Porsche Backed eFuel Company Ready To Build Fuel Plant In Tasmania

Concept design for an eFuel plant.

The German top marque has for some time been vocal about its ambitions to produce carbon-neutral eFuels. It has invested $75 million in HIF Global LLC, a holding company of internationally active project developers of eFuel production facilities.

From 2026, Porsche and its partners plan to produce 100 million litres of carbon-neutral eFuels per year, in Tasmania.

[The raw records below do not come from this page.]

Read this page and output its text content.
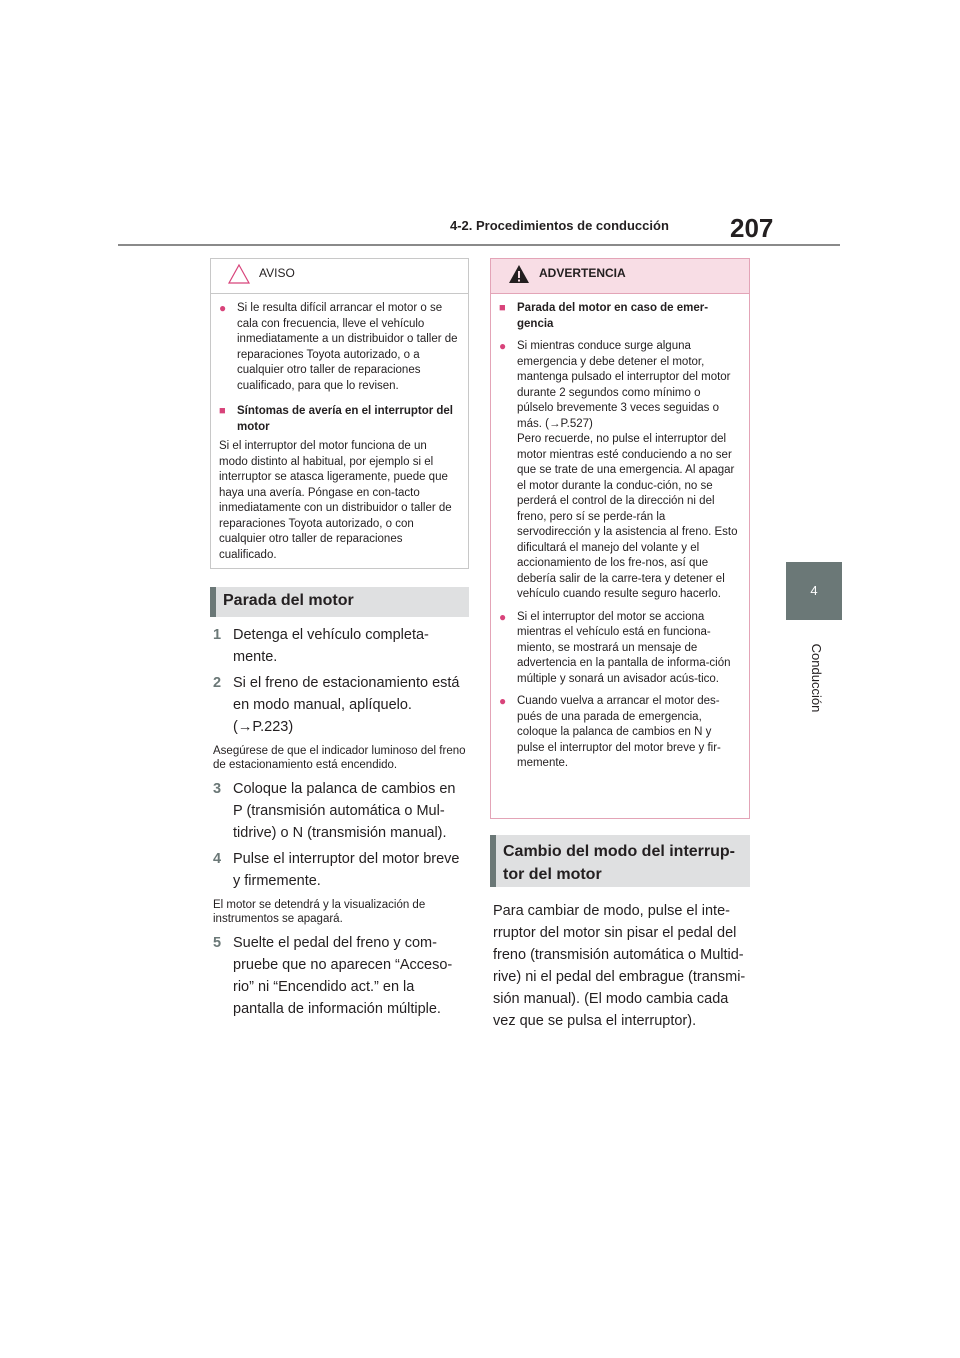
207
4-2. Procedimientos de conducción
4
Conducción
AVISO
● Si le resulta difícil arrancar el motor o se cala con frecuencia, lleve el vehículo inmediatamente a un distribuidor o taller de reparaciones Toyota autorizado, o a cualquier otro taller de reparaciones cualificado, para que lo revisen.
■ Síntomas de avería en el interruptor del motor
Si el interruptor del motor funciona de un modo distinto al habitual, por ejemplo si el interruptor se atasca ligeramente, puede que haya una avería. Póngase en con-tacto inmediatamente con un distribuidor o taller de reparaciones Toyota autorizado, o con cualquier otro taller de reparaciones cualificado.
Parada del motor
1 Detenga el vehículo completa-mente.
2 Si el freno de estacionamiento está en modo manual, aplíquelo. (→P.223)
Asegúrese de que el indicador luminoso del freno de estacionamiento está encendido.
3 Coloque la palanca de cambios en P (transmisión automática o Mul-tidrive) o N (transmisión manual).
4 Pulse el interruptor del motor breve y firmemente.
El motor se detendrá y la visualización de instrumentos se apagará.
5 Suelte el pedal del freno y com-pruebe que no aparecen “Acceso-rio” ni “Encendido act.” en la pantalla de información múltiple.
ADVERTENCIA
■ Parada del motor en caso de emer-gencia
● Si mientras conduce surge alguna emergencia y debe detener el motor, mantenga pulsado el interruptor del motor durante 2 segundos como mínimo o púlselo brevemente 3 veces seguidas o más. (→P.527)
Pero recuerde, no pulse el interruptor del motor mientras esté conduciendo a no ser que se trate de una emergencia. Al apagar el motor durante la conduc-ción, no se perderá el control de la dirección ni del freno, pero sí se perde-rán la servodirección y la asistencia al freno. Esto dificultará el manejo del volante y el accionamiento de los fre-nos, así que debería salir de la carre-tera y detener el vehículo cuando resulte seguro hacerlo.
● Si el interruptor del motor se acciona mientras el vehículo está en funciona-miento, se mostrará un mensaje de advertencia en la pantalla de informa-ción múltiple y sonará un avisador acús-tico.
● Cuando vuelva a arrancar el motor des-pués de una parada de emergencia, coloque la palanca de cambios en N y pulse el interruptor del motor breve y fir-memente.
Cambio del modo del interrup-tor del motor
Para cambiar de modo, pulse el inte-rruptor del motor sin pisar el pedal del freno (transmisión automática o Multid-rive) ni el pedal del embrague (transmi-sión manual). (El modo cambia cada vez que se pulsa el interruptor).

HIF Global LLC, says its Carbon Neutral eFuel Plant will be located around 30km south of Burnie, Tasmania, with a design inspired by a similar plant in Chile.

HIF Global LLC says the plant will be located around 30 kilometers south of Burnie, Tasmania.

“Australia has exceptional renewable energy resources that can be transformed into liquid fuels and used in existing engines,” said HIF Global president and CEO Cesar Norton.

“Today, we begin the first step in Tasmania to produce hydrogen from renewable energy, capture carbon dioxide from a biogenic source and produce highly competitive eFuels that will be the carbon neutral energy of tomorrow.”

With construction planned to kick off in 2024, just in time to be ready to start producing fuel in 2026, Porsche aims to be able to produce 190 tons of fuel per day using clean and renewable energy, essentially making combustion cars greener than electric counterparts.

eFuels are produced with the help of electricity from renewable energy sources, water and CO2 from the air. In contrast to conventional fuels, they do not release additional CO2 but are climate neutral in the entire balance. Thanks to their compatibility with today’s internal combustion engines, eFuels can also power vehicles, airplanes and ships, thus allowing them to continue to operate but in a climate-friendly manner. The same applies to all heating systems that use liquid and gaseous fuels. Existing transport, distribution and fuel/gas infrastructures can also continue to be used.

The eFuel production process illustrated.

Porsche says that compared to today’s conventional fuels, eFuels have as little as 8 components in them, making them better for the engines that consume them, as well as the environment. Conventional fuels have between 30 and 40 components.

Porsche hopes that if the eFuel ventures succeed, it will mean the prolonging of the life of the internal combustion engine which is an essential component in the automaker’s products. Porsche already sells a line of fully electric models.

Porsche already operates an eFuel plant in Chile, in collaboration with Siemens Energy, AME, Enel, and a Chilean petrochemical company.